Apart from becoming the trending topic on Twitter, Malaysians fired up searches on Google to dig up details on the ex-adult star. The most excitement, it seems, came from Kelantan and Terengganu, which are said to be the country’s most conservative Muslim states.

According to data from Google Trends, searches for Ozawa spiked suddenly Sunday when the former actress herself posted photographs of her KL trip on Instagram.

Kelantan topped the list with the most number of searches for the Canadian-Japanese actress, followed by Terengganu, Labuan, Perlis and Pahang.

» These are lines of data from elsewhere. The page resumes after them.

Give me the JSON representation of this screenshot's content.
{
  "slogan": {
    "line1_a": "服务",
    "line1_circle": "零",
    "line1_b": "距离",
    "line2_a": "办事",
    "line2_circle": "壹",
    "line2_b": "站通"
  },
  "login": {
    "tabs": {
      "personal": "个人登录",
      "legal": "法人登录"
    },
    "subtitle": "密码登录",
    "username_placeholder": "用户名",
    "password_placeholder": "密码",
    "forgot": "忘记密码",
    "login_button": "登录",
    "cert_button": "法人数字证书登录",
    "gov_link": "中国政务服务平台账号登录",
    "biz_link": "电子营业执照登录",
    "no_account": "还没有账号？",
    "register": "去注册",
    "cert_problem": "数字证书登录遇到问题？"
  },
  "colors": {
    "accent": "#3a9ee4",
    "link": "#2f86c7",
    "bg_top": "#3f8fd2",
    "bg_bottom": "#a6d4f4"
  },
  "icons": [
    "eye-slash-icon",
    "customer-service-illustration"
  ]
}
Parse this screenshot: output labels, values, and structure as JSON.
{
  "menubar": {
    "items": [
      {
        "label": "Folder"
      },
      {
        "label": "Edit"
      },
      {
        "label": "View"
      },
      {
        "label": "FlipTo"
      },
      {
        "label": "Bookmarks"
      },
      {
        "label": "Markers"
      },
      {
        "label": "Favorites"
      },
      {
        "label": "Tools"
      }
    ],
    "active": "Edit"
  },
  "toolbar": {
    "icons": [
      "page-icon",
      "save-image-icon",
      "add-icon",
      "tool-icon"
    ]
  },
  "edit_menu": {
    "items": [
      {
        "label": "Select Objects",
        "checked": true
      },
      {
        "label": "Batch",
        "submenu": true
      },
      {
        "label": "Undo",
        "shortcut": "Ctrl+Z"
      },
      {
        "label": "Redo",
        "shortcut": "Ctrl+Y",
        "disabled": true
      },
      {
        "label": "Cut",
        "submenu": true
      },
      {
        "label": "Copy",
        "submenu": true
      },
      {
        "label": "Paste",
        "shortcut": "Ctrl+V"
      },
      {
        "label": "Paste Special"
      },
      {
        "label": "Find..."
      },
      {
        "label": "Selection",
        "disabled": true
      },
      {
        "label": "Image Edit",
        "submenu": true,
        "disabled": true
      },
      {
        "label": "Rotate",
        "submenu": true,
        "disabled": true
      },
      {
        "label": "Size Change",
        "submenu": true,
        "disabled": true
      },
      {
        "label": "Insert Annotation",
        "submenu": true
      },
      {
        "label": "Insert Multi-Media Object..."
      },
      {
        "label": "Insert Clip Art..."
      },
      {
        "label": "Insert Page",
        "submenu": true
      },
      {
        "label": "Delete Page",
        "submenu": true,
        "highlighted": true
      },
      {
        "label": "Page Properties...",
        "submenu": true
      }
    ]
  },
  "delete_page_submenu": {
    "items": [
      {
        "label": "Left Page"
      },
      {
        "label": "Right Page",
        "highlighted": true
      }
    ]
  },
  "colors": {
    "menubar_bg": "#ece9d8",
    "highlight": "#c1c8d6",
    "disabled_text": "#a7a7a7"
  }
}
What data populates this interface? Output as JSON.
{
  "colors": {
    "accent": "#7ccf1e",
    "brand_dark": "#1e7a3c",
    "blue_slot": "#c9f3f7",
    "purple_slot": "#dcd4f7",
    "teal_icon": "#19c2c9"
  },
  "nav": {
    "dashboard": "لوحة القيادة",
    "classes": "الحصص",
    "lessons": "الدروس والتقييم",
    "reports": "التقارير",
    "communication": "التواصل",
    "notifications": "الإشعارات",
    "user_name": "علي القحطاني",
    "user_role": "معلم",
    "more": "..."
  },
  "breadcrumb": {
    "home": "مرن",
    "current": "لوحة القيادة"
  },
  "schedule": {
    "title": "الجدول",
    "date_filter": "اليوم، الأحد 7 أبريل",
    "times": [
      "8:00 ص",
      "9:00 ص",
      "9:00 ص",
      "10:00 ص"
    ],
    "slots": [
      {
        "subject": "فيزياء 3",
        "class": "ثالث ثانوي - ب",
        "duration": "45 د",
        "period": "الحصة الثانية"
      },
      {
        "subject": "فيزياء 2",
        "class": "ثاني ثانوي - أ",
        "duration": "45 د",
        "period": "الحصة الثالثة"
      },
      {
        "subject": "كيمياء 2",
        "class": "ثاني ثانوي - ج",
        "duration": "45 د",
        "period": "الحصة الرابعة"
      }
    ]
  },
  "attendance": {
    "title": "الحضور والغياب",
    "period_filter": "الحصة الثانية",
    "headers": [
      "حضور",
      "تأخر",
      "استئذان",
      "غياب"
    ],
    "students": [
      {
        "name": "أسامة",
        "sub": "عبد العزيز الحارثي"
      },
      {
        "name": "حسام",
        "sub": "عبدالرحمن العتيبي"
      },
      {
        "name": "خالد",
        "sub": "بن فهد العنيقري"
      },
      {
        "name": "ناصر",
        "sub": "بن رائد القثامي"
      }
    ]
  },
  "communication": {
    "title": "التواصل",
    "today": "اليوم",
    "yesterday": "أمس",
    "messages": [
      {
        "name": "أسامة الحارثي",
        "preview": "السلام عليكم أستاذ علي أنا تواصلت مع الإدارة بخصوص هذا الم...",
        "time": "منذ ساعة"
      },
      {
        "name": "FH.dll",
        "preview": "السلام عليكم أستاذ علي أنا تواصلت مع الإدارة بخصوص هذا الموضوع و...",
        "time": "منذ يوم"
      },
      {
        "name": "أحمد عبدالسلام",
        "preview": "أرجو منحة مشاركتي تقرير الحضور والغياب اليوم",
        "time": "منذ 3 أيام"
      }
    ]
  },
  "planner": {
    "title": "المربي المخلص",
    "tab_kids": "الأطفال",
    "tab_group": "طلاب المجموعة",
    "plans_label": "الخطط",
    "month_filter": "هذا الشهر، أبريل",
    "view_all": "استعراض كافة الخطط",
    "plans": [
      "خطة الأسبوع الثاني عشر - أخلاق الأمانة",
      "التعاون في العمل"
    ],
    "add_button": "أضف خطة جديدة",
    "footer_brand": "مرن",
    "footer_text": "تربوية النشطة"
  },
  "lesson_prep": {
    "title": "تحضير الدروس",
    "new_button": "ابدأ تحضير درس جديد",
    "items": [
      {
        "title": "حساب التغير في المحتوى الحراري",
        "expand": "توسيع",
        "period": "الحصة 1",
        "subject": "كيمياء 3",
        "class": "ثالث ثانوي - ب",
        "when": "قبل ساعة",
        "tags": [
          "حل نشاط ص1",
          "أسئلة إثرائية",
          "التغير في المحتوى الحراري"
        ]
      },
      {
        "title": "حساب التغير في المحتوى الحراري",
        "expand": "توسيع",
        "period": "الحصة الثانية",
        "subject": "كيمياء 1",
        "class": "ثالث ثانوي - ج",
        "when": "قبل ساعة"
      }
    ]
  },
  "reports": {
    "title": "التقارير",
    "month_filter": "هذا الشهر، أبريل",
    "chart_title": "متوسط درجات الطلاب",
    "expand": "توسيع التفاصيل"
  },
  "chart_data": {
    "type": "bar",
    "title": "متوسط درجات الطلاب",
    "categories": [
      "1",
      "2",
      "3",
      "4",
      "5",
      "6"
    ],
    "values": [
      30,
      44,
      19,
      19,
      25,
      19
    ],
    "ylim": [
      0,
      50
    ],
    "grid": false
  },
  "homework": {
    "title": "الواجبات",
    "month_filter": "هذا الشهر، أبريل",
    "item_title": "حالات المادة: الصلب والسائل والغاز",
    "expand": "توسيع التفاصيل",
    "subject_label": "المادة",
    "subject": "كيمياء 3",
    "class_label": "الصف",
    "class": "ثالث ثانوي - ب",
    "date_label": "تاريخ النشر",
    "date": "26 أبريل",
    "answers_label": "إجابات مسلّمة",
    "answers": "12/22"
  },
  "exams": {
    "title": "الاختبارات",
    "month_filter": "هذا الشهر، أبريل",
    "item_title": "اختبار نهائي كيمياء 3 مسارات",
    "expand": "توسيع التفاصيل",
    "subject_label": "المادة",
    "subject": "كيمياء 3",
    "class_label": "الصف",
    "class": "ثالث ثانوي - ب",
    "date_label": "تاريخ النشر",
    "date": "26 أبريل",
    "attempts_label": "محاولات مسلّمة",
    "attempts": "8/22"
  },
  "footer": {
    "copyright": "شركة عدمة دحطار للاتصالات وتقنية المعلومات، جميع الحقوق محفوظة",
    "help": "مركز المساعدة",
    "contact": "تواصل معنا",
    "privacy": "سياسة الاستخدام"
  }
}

Kelantan is ruled by the Islamist Pan-Malaysian Islamic Party (PAS), an opposition party that has been fighting to implement the strict Islamic penal code hudud in the country. The east coast state also has strict rules on attire and gender segregation in public spaces.

Oil-rich Terengganu, meanwhile, used to be ruled by PAS and is another state seen as deeply religious and socially conservative.

Those living in the country’s more industrialised cities in the states of Selangor, Penang and Putrajaya, however, were less interested in Ozawa’s visit, data showed.

SEE ALSO: How do Malaysians know who Maria Ozawa is?

Among others, curious Malaysians searched, “maria ozawa datang Malaysia” (Maria Ozawa comes to Malaysia), “maria ozawa in Malaysia”, “maria ozawa wow”, “maria ozawa in kl” and “jose sarasola”, who is Ozawa’s boyfriend and travel partner to the Malaysian capital

They also searched for Ozawa’s films, from Tokyo Species to Nilalang, Erotibot and Irokoishi.

Ozawa visited Kuala Lumpur with her Filipino actor and chef boyfriend Sarasola on Saturday and left on Wednesday.

Pornography of any kind is strictly prohibited in Muslim-majority Malaysia. Local censors also ban movies, cut scenes and any publication material deemed as sensitive to local cultures and religions, and in some situations, information seen by the government as potentially harmful to national security.